In the 1985 film AFTER HOURS, Griffin Dunne, an actor vaguely reminiscent of Dudley Moore, plays Paul Hackett, an anonymous computer nerd working in New York City at some mind-numbing post in a high-rise cubicle. He lives, eats, and sleeps isolated in a sterile apartment, without even a goldfish for company. Paul needs to get out more and find a fun loving girl.
Late one evening, while reading alone at a local café, Hackett is approached by Marcy, captivatingly played by Roseanna Arquette, who comments on his reading tastes. One thing leads to another with wild abandon, and soon she gives him her phone number thinking he may wish to buy one of her roommate's craftsy creations - a paperweight disguised as a plaster of paris bagel-with-cream cheese. Later, Paul calls. Amazingly, Marcy invites him to her place in SoHo, even though it's soon to be past midnight.

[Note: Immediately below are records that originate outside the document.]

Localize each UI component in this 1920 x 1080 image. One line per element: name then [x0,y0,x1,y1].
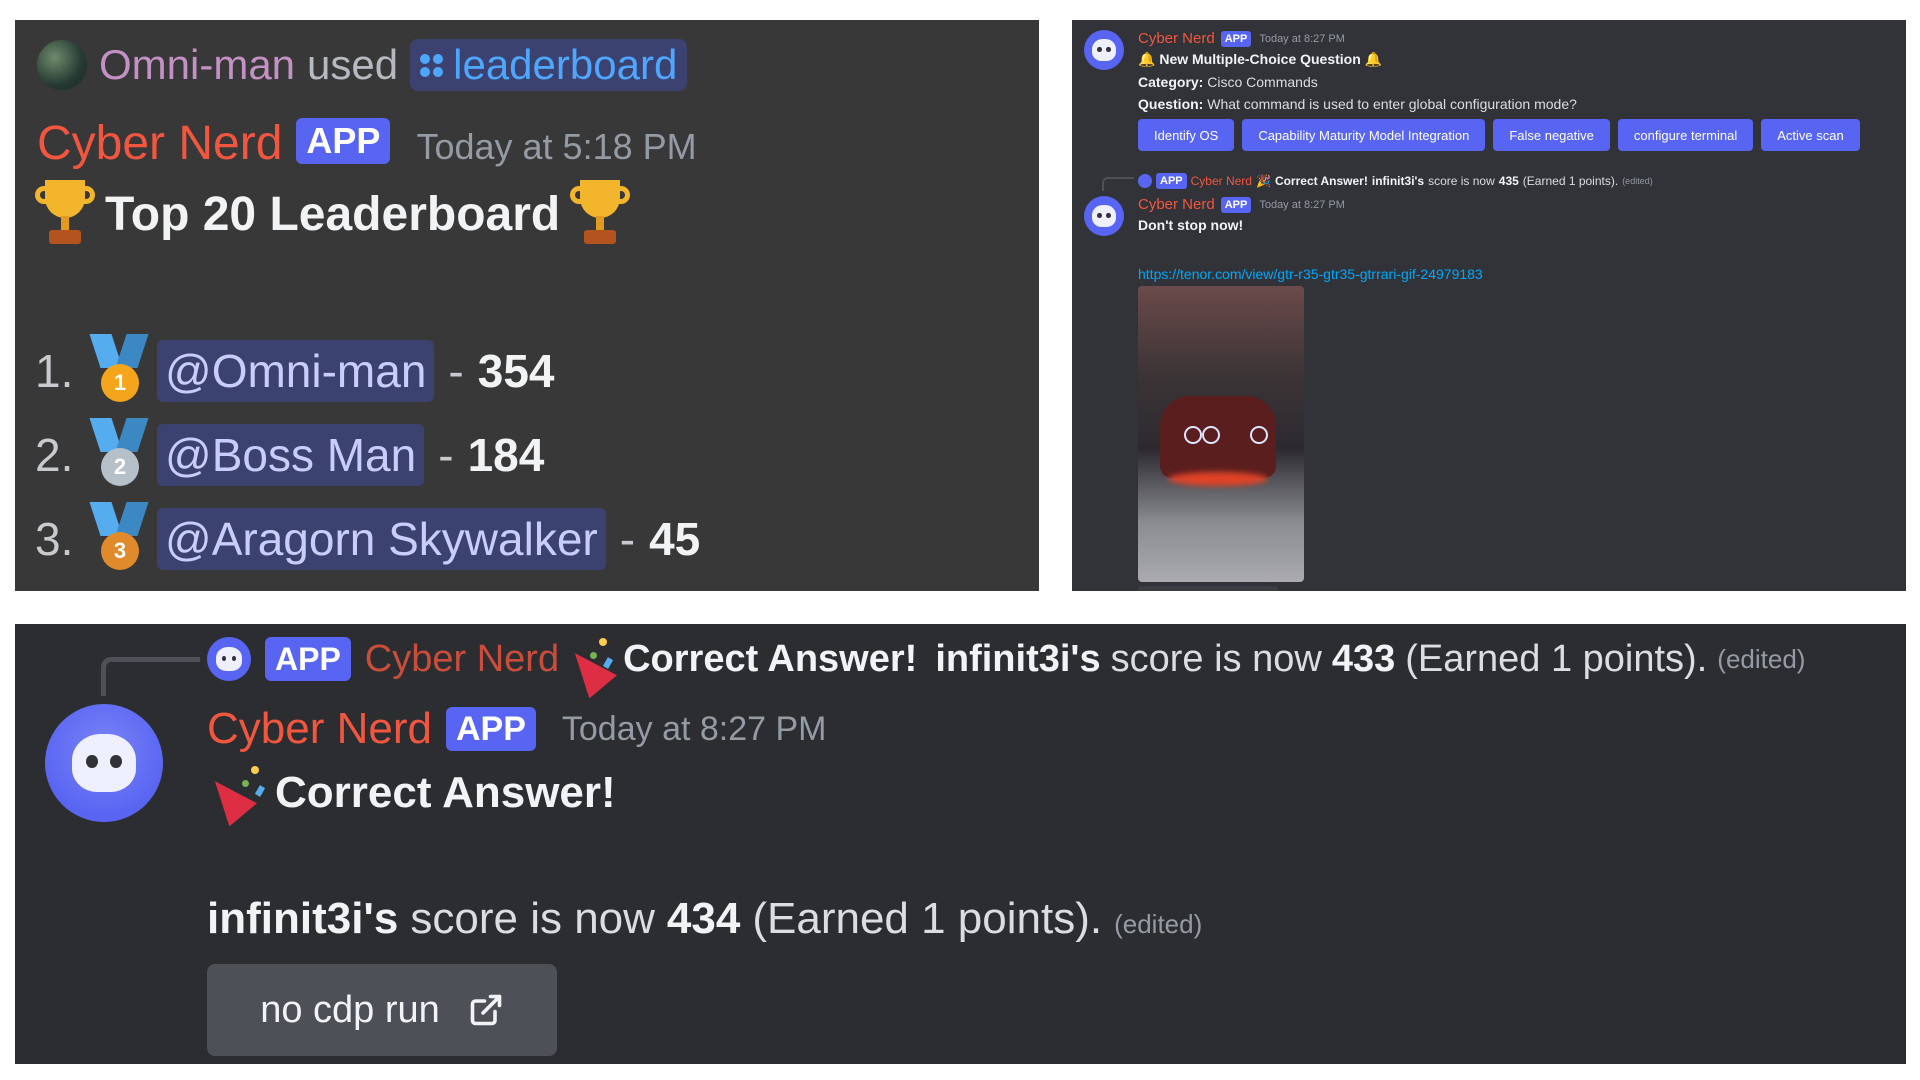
message-header: Cyber Nerd APP Today at 8:27 PM [1138,196,1345,213]
message-header: Cyber Nerd APP Today at 5:18 PM [37,116,697,171]
bot-avatar[interactable] [1084,196,1124,236]
choice-button[interactable]: configure terminal [1617,119,1754,151]
leaderboard-entry: 1. 1 @Omni-man - 354 [35,334,554,408]
bot-name[interactable]: Cyber Nerd [207,704,432,754]
command-name: leaderboard [453,41,678,88]
app-badge: APP [1220,30,1252,47]
answer-panel: APP Cyber Nerd Correct Answer! infinit3i… [15,624,1906,1064]
message-header: Cyber Nerd APP Today at 8:27 PM [207,704,827,754]
external-link-icon [470,994,502,1026]
choice-button[interactable]: Active scan [1761,119,1860,151]
rank-number: 2. [35,429,74,481]
bot-avatar[interactable] [45,704,163,822]
bot-name: Cyber Nerd [1190,174,1252,188]
bell-icon: 🔔 [1138,51,1156,67]
answer-heading: Correct Answer! [201,762,616,827]
bot-name[interactable]: Cyber Nerd [1138,30,1215,47]
leaderboard-entry: 3. 3 @Aragorn Skywalker - 45 [35,502,700,576]
bot-name: Cyber Nerd [364,637,560,680]
bot-avatar[interactable] [1084,30,1124,70]
app-badge: APP [1156,173,1187,189]
robot-icon [72,734,136,792]
invoker-name[interactable]: Omni-man [99,41,295,89]
app-badge: APP [265,637,351,681]
entry-score: 45 [649,513,701,565]
answer-choices: Identify OS Capability Maturity Model In… [1138,119,1860,151]
timestamp: Today at 8:27 PM [561,709,827,748]
leaderboard-panel: Omni-man used leaderboard Cyber Nerd APP… [15,20,1039,591]
replied-message[interactable]: APP Cyber Nerd 🎉 Correct Answer! infinit… [1138,173,1653,189]
bell-icon: 🔔 [1364,51,1383,67]
user-mention[interactable]: @Aragorn Skywalker [157,508,606,570]
reply-connector [101,657,200,696]
timestamp: Today at 8:27 PM [1259,198,1345,211]
timestamp: Today at 5:18 PM [416,126,697,167]
score-line: infinit3i's score is now 434 (Earned 1 p… [207,894,1203,943]
title-text: Top 20 Leaderboard [105,187,561,241]
party-popper-icon [201,762,266,827]
command-usage-line: Omni-man used leaderboard [37,34,688,96]
party-popper-icon [561,634,618,699]
question-line: Question: What command is used to enter … [1138,96,1577,112]
user-mention[interactable]: @Omni-man [157,340,435,402]
leaderboard-entry: 2. 2 @Boss Man - 184 [35,418,544,492]
question-heading: 🔔 New Multiple-Choice Question 🔔 [1138,51,1383,67]
app-badge: APP [1220,196,1252,213]
bot-name[interactable]: Cyber Nerd [1138,196,1215,213]
rank-number: 1. [35,345,74,397]
replied-message[interactable]: APP Cyber Nerd Correct Answer! infinit3i… [207,634,1805,699]
choice-button[interactable]: Capability Maturity Model Integration [1242,119,1486,151]
user-avatar[interactable] [37,40,87,90]
bot-name[interactable]: Cyber Nerd [37,116,282,171]
bot-avatar [207,637,251,681]
used-text: used [307,41,399,88]
robot-icon [216,647,242,671]
timestamp: Today at 8:27 PM [1259,32,1345,45]
message-header: Cyber Nerd APP Today at 8:27 PM [1138,30,1345,47]
entry-score: 354 [477,345,555,397]
party-popper-icon: 🎉 [1255,174,1271,188]
bot-avatar [1138,174,1152,188]
app-badge: APP [445,707,536,751]
robot-icon [1092,38,1116,62]
silver-medal-icon: 2 [89,418,149,492]
button-label: no cdp run [260,988,440,1031]
app-badge: APP [296,118,391,164]
trophy-icon [35,180,95,248]
category-line: Category: Cisco Commands [1138,74,1318,90]
bronze-medal-icon: 3 [89,502,149,576]
choice-button[interactable]: False negative [1493,119,1610,151]
command-chip[interactable]: leaderboard [410,39,688,91]
robot-icon [1092,204,1116,228]
message-text: Don't stop now! [1138,217,1244,233]
entry-score: 184 [467,429,545,481]
gif-embed[interactable] [1138,286,1304,582]
question-panel: Cyber Nerd APP Today at 8:27 PM 🔔 New Mu… [1072,20,1906,591]
gif-link[interactable]: https://tenor.com/view/gtr-r35-gtr35-gtr… [1138,266,1483,282]
external-link-button[interactable]: no cdp run [207,964,557,1056]
reply-connector [1102,177,1134,191]
user-mention[interactable]: @Boss Man [157,424,425,486]
rank-number: 3. [35,513,74,565]
choice-button[interactable]: Identify OS [1138,119,1235,151]
command-icon [420,53,444,77]
gold-medal-icon: 1 [89,334,149,408]
trophy-icon [570,180,631,248]
leaderboard-title: Top 20 Leaderboard [35,180,631,248]
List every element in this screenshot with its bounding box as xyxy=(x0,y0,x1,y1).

Arriving at the loft Marcy shares with her roommate, the nonchalantly sexy Kiki, Hackett is told by the latter that Marcy has stepped out for a moment to the local pharmacy. Paul asks, "Is she alright?" Kiki's answer, the disconcerting nature of which should give our hero an intimation as to what awaits him AFTER HOURS, is: "It's under control". And to whom is Kiki alluding when she casually mentions people she's known whose bodies are disfigured by horrible scars? Marcy is unblemished ... isn't she?
By the end of the film, when Paul staggers exhausted into his workplace the next day covered in plaster dust, the diversion has been watching Hackett ricochet from one situation to the next, and one denizen of the night to the next, each of which exhibits a certain disconnection with reality that Paul's coping skills can almost, but not quite, navigate. Indeed, on at least a couple of occasions, Hackett has the opportunity to become intimate with an attractive (albeit slightly askew) woman, only to have the opportunity snatched away by bizarre circumstance. Is it all a cosmic joke? Why, for instance, does the edgy blond waitress, played so appropriately by Teri Garr, surround her bed with mousetraps? (Squeak!)
AFTER HOURS is not a great film by any standard, but it is darkly humorous and off-beat enough to be thoroughly enjoyable, and to remind the viewer why it was Mom and Dad cautioned one to be home by the witching hour.